From: Bjoern Hoehrmann <derhoermi@gmx.net>
Date: Sun, 12 Aug 2001 03:13:51 +0200
To: John Cowan <cowan@mercury.ccil.org>
Cc: John Cowan <cowan@mercury.ccil.org>, www-international@w3.org, phoffman@imc.org
Message-ID: <ovkbnts2jhmqtne3st8bbrgp36h8upvr34@4ax.com>

* John Cowan wrote:
>> >>    RFC 2871 registers all UTF-16 charsets (UTF-16BE, UTF-16LE and
>> >> UTF-16) as not suitable for use in MIME content types under the
>> >> "text" top-level type. Why?

I'm sorry, maybe I need some more spoon-feeding on this...

># The canonical form of any MIME "text" subtype MUST always represent a
># line break as a CRLF sequence.  Similarly, any occurrence of CRLF in
># MIME "text" MUST represent a line break.  Use of CR and LF outside of
># line break sequences is also forbidden.
>#
># This rule applies regardless of format or character set or sets
># involved.

If you consider 0x00 0x0d 0x00 0x0a or 0x0d 0x00 0x0a 0x00 in the UTF-16
data, then this paragraph applies, since it refers to the _decoded_ form
of the data; RFC 2046 doesn't make restrictions on the encoded
form of the data. What do I miss?

>CR and LF here refer to the *octets* 0xD and 0xA respectively, as
>explained in section 4.1.2, not to the characters.

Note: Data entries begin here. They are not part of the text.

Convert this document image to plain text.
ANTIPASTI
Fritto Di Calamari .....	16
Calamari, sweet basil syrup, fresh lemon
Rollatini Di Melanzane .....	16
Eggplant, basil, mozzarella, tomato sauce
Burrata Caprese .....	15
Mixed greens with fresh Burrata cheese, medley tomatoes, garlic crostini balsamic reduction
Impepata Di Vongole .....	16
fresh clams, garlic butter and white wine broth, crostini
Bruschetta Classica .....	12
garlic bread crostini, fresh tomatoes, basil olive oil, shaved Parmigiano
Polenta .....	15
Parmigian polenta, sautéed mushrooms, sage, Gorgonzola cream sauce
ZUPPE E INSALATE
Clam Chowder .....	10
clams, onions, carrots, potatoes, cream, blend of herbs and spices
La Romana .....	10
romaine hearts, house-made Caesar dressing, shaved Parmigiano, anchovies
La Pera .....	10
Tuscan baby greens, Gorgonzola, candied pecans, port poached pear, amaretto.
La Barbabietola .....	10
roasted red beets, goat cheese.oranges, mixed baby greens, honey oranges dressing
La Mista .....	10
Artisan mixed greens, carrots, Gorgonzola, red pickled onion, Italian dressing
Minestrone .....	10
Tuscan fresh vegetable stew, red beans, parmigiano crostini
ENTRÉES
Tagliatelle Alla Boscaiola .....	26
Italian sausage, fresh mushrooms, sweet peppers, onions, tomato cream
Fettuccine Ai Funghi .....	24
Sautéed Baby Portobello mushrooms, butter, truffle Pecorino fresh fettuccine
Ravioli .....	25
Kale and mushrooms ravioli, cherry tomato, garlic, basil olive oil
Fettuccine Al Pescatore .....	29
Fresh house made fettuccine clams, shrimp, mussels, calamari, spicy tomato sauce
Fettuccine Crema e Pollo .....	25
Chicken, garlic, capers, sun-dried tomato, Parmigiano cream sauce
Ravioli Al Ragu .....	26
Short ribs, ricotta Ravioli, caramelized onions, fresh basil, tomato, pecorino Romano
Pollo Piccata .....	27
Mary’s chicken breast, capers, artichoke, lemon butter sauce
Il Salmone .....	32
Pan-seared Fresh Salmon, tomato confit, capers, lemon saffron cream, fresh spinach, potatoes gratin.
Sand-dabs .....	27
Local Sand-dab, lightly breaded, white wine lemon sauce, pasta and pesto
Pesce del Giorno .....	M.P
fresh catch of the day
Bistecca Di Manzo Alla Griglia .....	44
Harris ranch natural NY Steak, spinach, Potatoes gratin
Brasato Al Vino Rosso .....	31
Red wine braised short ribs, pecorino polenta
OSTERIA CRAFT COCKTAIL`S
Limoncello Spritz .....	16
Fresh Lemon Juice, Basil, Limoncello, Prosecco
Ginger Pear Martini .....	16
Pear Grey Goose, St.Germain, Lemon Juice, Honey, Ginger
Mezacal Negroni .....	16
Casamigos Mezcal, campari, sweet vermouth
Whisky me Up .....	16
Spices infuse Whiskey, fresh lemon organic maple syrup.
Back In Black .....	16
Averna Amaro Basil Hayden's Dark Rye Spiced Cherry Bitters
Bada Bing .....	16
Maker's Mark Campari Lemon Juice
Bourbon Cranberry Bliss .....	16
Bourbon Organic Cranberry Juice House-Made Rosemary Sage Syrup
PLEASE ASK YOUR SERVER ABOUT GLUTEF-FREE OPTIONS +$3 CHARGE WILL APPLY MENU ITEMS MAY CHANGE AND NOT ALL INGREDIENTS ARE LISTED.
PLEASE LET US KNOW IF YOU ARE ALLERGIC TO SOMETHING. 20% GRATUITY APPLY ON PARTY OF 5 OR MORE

This sections deals with the Charset Parameter and deals with US-ASCII
but I can't read such a statement and I'm not sure if it would apply if
there were.
-- 
Björn Höhrmann { mailto:bjoern@hoehrmann.de } http://www.bjoernsworld.de
am Badedeich 7 } Telefon: +49(0)4667/981028 { http://bjoern.hoehrmann.de
25899 Dagebüll { PGP Pub. KeyID: 0xA4357E78 } http://www.learn.to/quote/

Received on Saturday, 11 August 2001 21:34:57 UTC